Os estudos foram publicados na revista "Nutrients" e conduzidos pelo IRB CatSud, em colaboração com o Instituto de Saúde Global de Barcelona (ISGlobal). No total, avaliaram a associação entre a dieta mediterrânica e os ácidos gordos no sangue com diferentes dimensões da cognição em cerca de 630 adolescentes.
Adesão à dieta mediterrânica e perfil de gorduras no sangue
O primeiro estudo, intitulado "A Associação entre a Dieta Mediterrânica e os Ácidos Gordos nos Glóbulos Vermelhos dos Adolescentes Espanhóis", investigou a ligação entre o grau de adesão à dieta mediterrânica e o tipo de gorduras detetadas no sangue dos adolescentes, um marcador objetivo dos seus padrões alimentares.
De acordo com os resultados, seguir este padrão alimentar favorece a absorção de nutrientes essenciais para manter o equilíbrio do organismo e apoiar o bom funcionamento do cérebro. Do ponto de vista biológico, por se tratar de uma dieta com elevada presença de ácidos gordos ómega-3, contribui para o equilíbrio neuronal e ajuda a prevenir danos oxidativos.
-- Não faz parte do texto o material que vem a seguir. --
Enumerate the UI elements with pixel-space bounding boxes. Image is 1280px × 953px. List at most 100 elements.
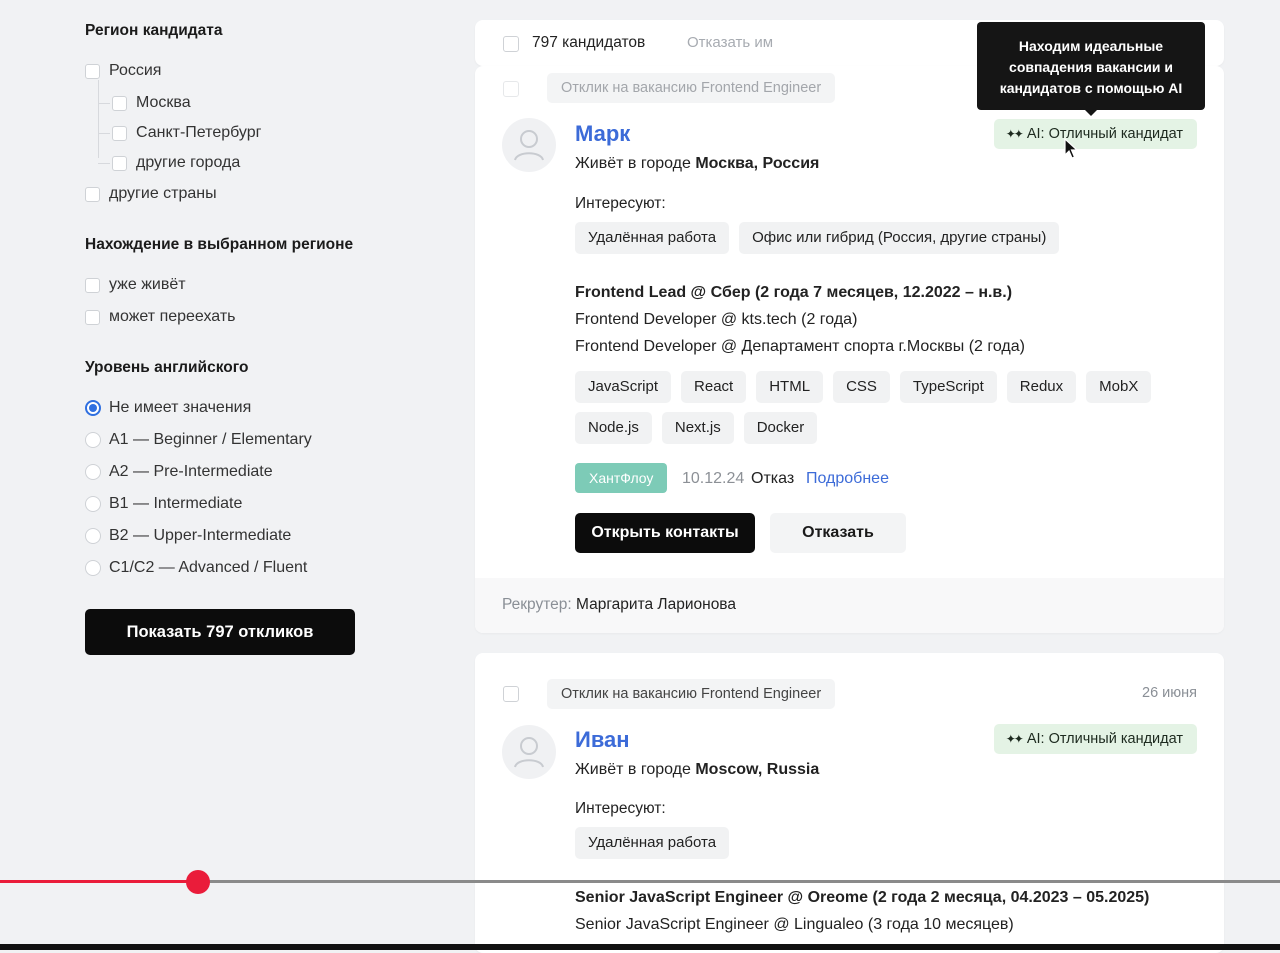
candidate-location: Живёт в городе Moscow, Russia <box>575 761 819 779</box>
user-placeholder-icon <box>514 130 544 161</box>
candidate-name[interactable]: Марк <box>575 121 630 147</box>
vacancy-tag: Отклик на вакансию Frontend Engineer <box>547 679 836 709</box>
radio-button[interactable] <box>85 464 101 480</box>
radio-button[interactable] <box>85 400 101 416</box>
region-option-spb[interactable]: Санкт-Петербург <box>112 121 261 145</box>
candidate-select-checkbox[interactable] <box>503 686 519 702</box>
experience-current: Frontend Lead @ Сбер (2 года 7 месяцев, … <box>575 284 1013 301</box>
candidate-name[interactable]: Иван <box>575 727 630 753</box>
english-filter-title: Уровень английского <box>85 359 249 376</box>
skill-chip: HTML <box>756 371 824 403</box>
checkbox[interactable] <box>85 186 100 202</box>
region-filter-title: Регион кандидата <box>85 22 223 39</box>
english-option-a2[interactable]: A2 — Pre-Intermediate <box>85 460 273 484</box>
reject-button[interactable]: Отказать <box>770 513 906 553</box>
experience-item: Senior JavaScript Engineer @ Lingualeo (… <box>575 916 1014 933</box>
video-progress-fill <box>0 880 199 883</box>
tree-connector <box>98 80 99 158</box>
skill-chip: React <box>681 371 747 403</box>
option-label: Россия <box>109 62 162 79</box>
response-date: 26 июня <box>1142 685 1197 701</box>
tree-connector <box>98 103 110 104</box>
location-prefix: Живёт в городе <box>575 155 696 172</box>
vacancy-tag: Отклик на вакансию Frontend Engineer <box>547 73 836 103</box>
option-label: B1 — Intermediate <box>109 495 243 512</box>
skill-chip: Docker <box>743 412 818 444</box>
english-option-c1c2[interactable]: C1/C2 — Advanced / Fluent <box>85 556 307 580</box>
player-bottom-edge <box>0 944 1280 950</box>
video-progress-handle[interactable] <box>186 870 211 894</box>
select-all-checkbox[interactable] <box>503 36 519 52</box>
tooltip-line: Находим идеальные <box>1018 38 1164 54</box>
ai-match-badge[interactable]: ✦✦ AI: Отличный кандидат <box>993 724 1197 754</box>
ai-badge-label: AI: Отличный кандидат <box>1026 731 1183 747</box>
candidates-count: 797 кандидатов <box>532 34 646 51</box>
skill-chip: Next.js <box>661 412 734 444</box>
region-option-russia[interactable]: Россия <box>85 59 161 83</box>
presence-option-lives[interactable]: уже живёт <box>85 273 186 297</box>
checkbox[interactable] <box>85 277 100 293</box>
english-option-b1[interactable]: B1 — Intermediate <box>85 492 242 516</box>
experience-current: Senior JavaScript Engineer @ Oreome (2 г… <box>575 889 1150 906</box>
reject-all-link[interactable]: Отказать им <box>687 34 773 51</box>
skill-chip: CSS <box>833 371 890 403</box>
sparkle-icon: ✦✦ <box>1005 732 1024 746</box>
interest-chip: Удалённая работа <box>575 827 730 859</box>
ai-badge-label: AI: Отличный кандидат <box>1026 126 1183 142</box>
presence-option-relocate[interactable]: может переехать <box>85 305 236 329</box>
radio-button[interactable] <box>85 528 101 544</box>
option-label: A1 — Beginner / Elementary <box>109 431 312 448</box>
option-label: A2 — Pre-Intermediate <box>109 463 273 480</box>
checkbox[interactable] <box>112 155 127 171</box>
option-label: B2 — Upper-Intermediate <box>109 527 292 544</box>
option-label: может переехать <box>109 308 236 325</box>
radio-button[interactable] <box>85 432 101 448</box>
presence-filter-title: Нахождение в выбранном регионе <box>85 236 354 253</box>
option-label: другие страны <box>109 185 217 202</box>
region-option-moscow[interactable]: Москва <box>112 91 191 115</box>
video-progress-bar[interactable] <box>0 870 1280 894</box>
experience-item: Frontend Developer @ Департамент спорта … <box>575 338 1025 355</box>
candidate-select-checkbox[interactable] <box>503 81 519 97</box>
option-label: Санкт-Петербург <box>136 124 262 141</box>
skill-chip: Node.js <box>575 412 652 444</box>
recruiter-footer: Рекрутер: Маргарита Ларионова <box>475 578 1224 633</box>
history-details-link[interactable]: Подробнее <box>806 470 889 488</box>
interest-chip: Удалённая работа <box>575 222 730 254</box>
english-option-any[interactable]: Не имеет значения <box>85 396 251 420</box>
interests-list: Удалённая работа <box>575 827 1195 859</box>
english-option-a1[interactable]: A1 — Beginner / Elementary <box>85 428 312 452</box>
checkbox[interactable] <box>112 125 127 141</box>
sparkle-icon: ✦✦ <box>1005 127 1024 141</box>
tree-connector <box>98 133 110 134</box>
recruiter-name: Маргарита Ларионова <box>576 596 736 613</box>
checkbox[interactable] <box>112 95 127 111</box>
avatar <box>502 725 556 779</box>
ai-match-badge[interactable]: ✦✦ AI: Отличный кандидат <box>993 119 1197 149</box>
region-option-other-countries[interactable]: другие страны <box>85 182 217 206</box>
skill-chip: Redux <box>1006 371 1077 403</box>
region-option-other-cities[interactable]: другие города <box>112 151 240 175</box>
interests-label: Интересуют: <box>575 800 666 817</box>
checkbox[interactable] <box>85 63 100 79</box>
skill-chip: MobX <box>1086 371 1152 403</box>
english-option-b2[interactable]: B2 — Upper-Intermediate <box>85 524 291 548</box>
radio-button[interactable] <box>85 560 101 576</box>
recruiter-label: Рекрутер: <box>502 596 577 613</box>
tooltip-line: совпадения вакансии и <box>1009 59 1173 75</box>
radio-button[interactable] <box>85 496 101 512</box>
location-prefix: Живёт в городе <box>575 761 696 778</box>
checkbox[interactable] <box>85 309 100 325</box>
option-label: Москва <box>136 94 191 111</box>
experience-item: Frontend Developer @ kts.tech (2 года) <box>575 311 858 328</box>
option-label: уже живёт <box>109 276 186 293</box>
interest-chip: Офис или гибрид (Россия, другие страны) <box>739 222 1060 254</box>
candidate-location: Живёт в городе Москва, Россия <box>575 155 819 173</box>
skill-chip: JavaScript <box>575 371 672 403</box>
open-contacts-button[interactable]: Открыть контакты <box>575 513 755 553</box>
show-responses-button[interactable]: Показать 797 откликов <box>85 609 355 655</box>
skills-list: JavaScript React HTML CSS TypeScript Red… <box>575 371 1195 444</box>
tooltip-line: кандидатов с помощью AI <box>999 80 1183 96</box>
interests-list: Удалённая работа Офис или гибрид (Россия… <box>575 222 1195 254</box>
skill-chip: TypeScript <box>899 371 997 403</box>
Ómega-3 nos glóbulos vermelhos e funções cognitivas
O segundo estudo, intitulado "Padrões de Ácidos Gordos nos Glóbulos Vermelhos e Funções Cognitivas em Adolescentes", focou-se na relação entre as gorduras presentes no sangue e várias capacidades cognitivas, incluindo o raciocínio, a memória e a tomada de decisões.
Os dados mostraram que adolescentes com níveis mais altos de ácidos gordos ómega-3 tendem a apresentar melhor desempenho no raciocínio e em alguns aspetos da tomada de decisão. "Estas capacidades, que se desenvolvem intensamente durante a adolescência, são fundamentais para a função cognitiva e podem ser influenciadas tanto por fatores biológicos como pelo estilo de vida", explicaram os autores.